Wimbledon, la finale Sinner-Zverev in diretta: 6-7, 7-6, 6-3, 5-3. Jannik a un passo dal titolo!

Jannik Sinner è a un solo game dall’entrare ancora più profondamente nella storia del tennis. Sul Centrale dell’All England Club, il numero uno del mondo conduce 5-3 nel quarto set contro Alexander Zverev, dopo aver consolidato il break decisivo che lo avvicina al secondo titolo consecutivo a Wimbledon.

La finale ha mantenuto le promesse della vigilia, regalando oltre tre ore di tennis di altissimo livello tra i due protagonisti della stagione. Zverev ha iniziato il match con grande autorevolezza, imponendosi in un primo set equilibratissimo, deciso soltanto al tie-break. Il tedesco ha annullato un set point e ha chiuso il parziale per 9-7 grazie a una potente accelerazione di diritto.

La risposta di Sinner, però, è stata quella del campione. Anche il secondo set si è deciso al tie-break, ma questa volta è stato l’azzurro a cambiare marcia, partendo subito forte e dominando il gioco decisivo fino al 7-2 che ha ristabilito la parità nel match.

Nel terzo set è arrivata la svolta della finale. Dopo un lungo equilibrio nei turni di servizio, Sinner ha trovato il primo break dell’incontro nell’ottavo game grazie a una straordinaria azione difensiva, nella quale è riuscito a recuperare una situazione disperata prima di costringere Zverev all’errore. L’azzurro ha poi chiuso il parziale per 6-3, portandosi avanti due set a uno.

Il quarto set ha confermato l’intensità della sfida. Entrambi i giocatori hanno difeso con autorità i rispettivi turni di battuta fino al momento decisivo, arrivato nel settimo game. Sinner ha conquistato il break dopo una battaglia ai vantaggi: Zverev ha annullato le prime due palle break, una con un ace e l’altra con un coraggioso serve and volley, ma sulla terza occasione il numero uno del mondo ha piazzato un diritto vincente che gli ha permesso di salire sul 4-3.

Con grande personalità, l’azzurro ha poi confermato il vantaggio tenendo il servizio e portandosi sul 5-3, a un solo game dal titolo.

La finale è stata caratterizzata da un livello tecnico elevatissimo e da pochissime occasioni in risposta. Il servizio ha rappresentato l’arma principale per entrambi i contendenti, mentre Sinner ha saputo fare la differenza nei momenti decisivi grazie alla sua solidità mentale e alla capacità di alzare il livello nei punti più importanti.

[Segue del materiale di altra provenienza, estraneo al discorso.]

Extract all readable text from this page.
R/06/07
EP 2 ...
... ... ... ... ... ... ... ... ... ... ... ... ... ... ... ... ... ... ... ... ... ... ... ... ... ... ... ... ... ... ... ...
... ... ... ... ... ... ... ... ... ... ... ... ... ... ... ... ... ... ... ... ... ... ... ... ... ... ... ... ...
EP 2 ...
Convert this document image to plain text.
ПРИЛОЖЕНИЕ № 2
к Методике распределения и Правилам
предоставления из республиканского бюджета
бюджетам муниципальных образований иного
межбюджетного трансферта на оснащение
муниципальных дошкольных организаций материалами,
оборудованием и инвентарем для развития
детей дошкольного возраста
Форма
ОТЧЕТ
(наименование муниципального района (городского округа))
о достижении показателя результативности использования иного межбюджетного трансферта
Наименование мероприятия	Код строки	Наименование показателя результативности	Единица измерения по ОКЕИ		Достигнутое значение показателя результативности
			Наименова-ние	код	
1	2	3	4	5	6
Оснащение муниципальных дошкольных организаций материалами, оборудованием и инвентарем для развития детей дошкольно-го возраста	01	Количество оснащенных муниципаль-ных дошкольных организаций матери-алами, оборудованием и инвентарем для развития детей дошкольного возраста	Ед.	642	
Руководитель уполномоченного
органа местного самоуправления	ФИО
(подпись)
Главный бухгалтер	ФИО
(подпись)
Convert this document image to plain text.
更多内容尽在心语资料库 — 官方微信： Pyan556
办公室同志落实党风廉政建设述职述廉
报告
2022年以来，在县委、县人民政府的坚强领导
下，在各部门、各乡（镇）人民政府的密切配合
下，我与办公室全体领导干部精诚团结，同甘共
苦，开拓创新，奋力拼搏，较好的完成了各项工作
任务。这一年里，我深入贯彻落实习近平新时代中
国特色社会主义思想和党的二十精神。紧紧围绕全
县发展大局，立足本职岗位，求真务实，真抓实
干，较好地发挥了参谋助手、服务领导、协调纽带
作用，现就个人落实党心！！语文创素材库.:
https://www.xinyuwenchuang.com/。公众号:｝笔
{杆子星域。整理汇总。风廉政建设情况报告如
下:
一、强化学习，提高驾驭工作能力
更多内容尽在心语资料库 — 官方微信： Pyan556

Per il campione italiano, la vittoria avrebbe un valore storico. Oltre a difendere il titolo conquistato dodici mesi fa contro Carlos Alcaraz, Sinner diventerebbe uno dei pochi giocatori dell’Era Open capaci di vincere Wimbledon per almeno due edizioni consecutive, confermandosi al vertice del tennis mondiale.

Dall’altra parte, Alexander Zverev ha disputato un torneo di altissimo livello, arrivando all’ultimo atto senza mai perdere convinzione. Il tedesco, però, si è trovato ancora una volta di fronte un Sinner capace di esprimere il suo miglior tennis nei momenti più delicati, confermando una superiorità che, negli ultimi confronti diretti, è diventata sempre più evidente.

Con il punteggio di 5-3 nel quarto set e il servizio già tenuto dopo il break decisivo, il numero uno del mondo vede ormai il traguardo: il secondo Wimbledon consecutivo è a un passo e con esso un’altra pagina destinata a entrare nella storia del tennis italiano e internazionale.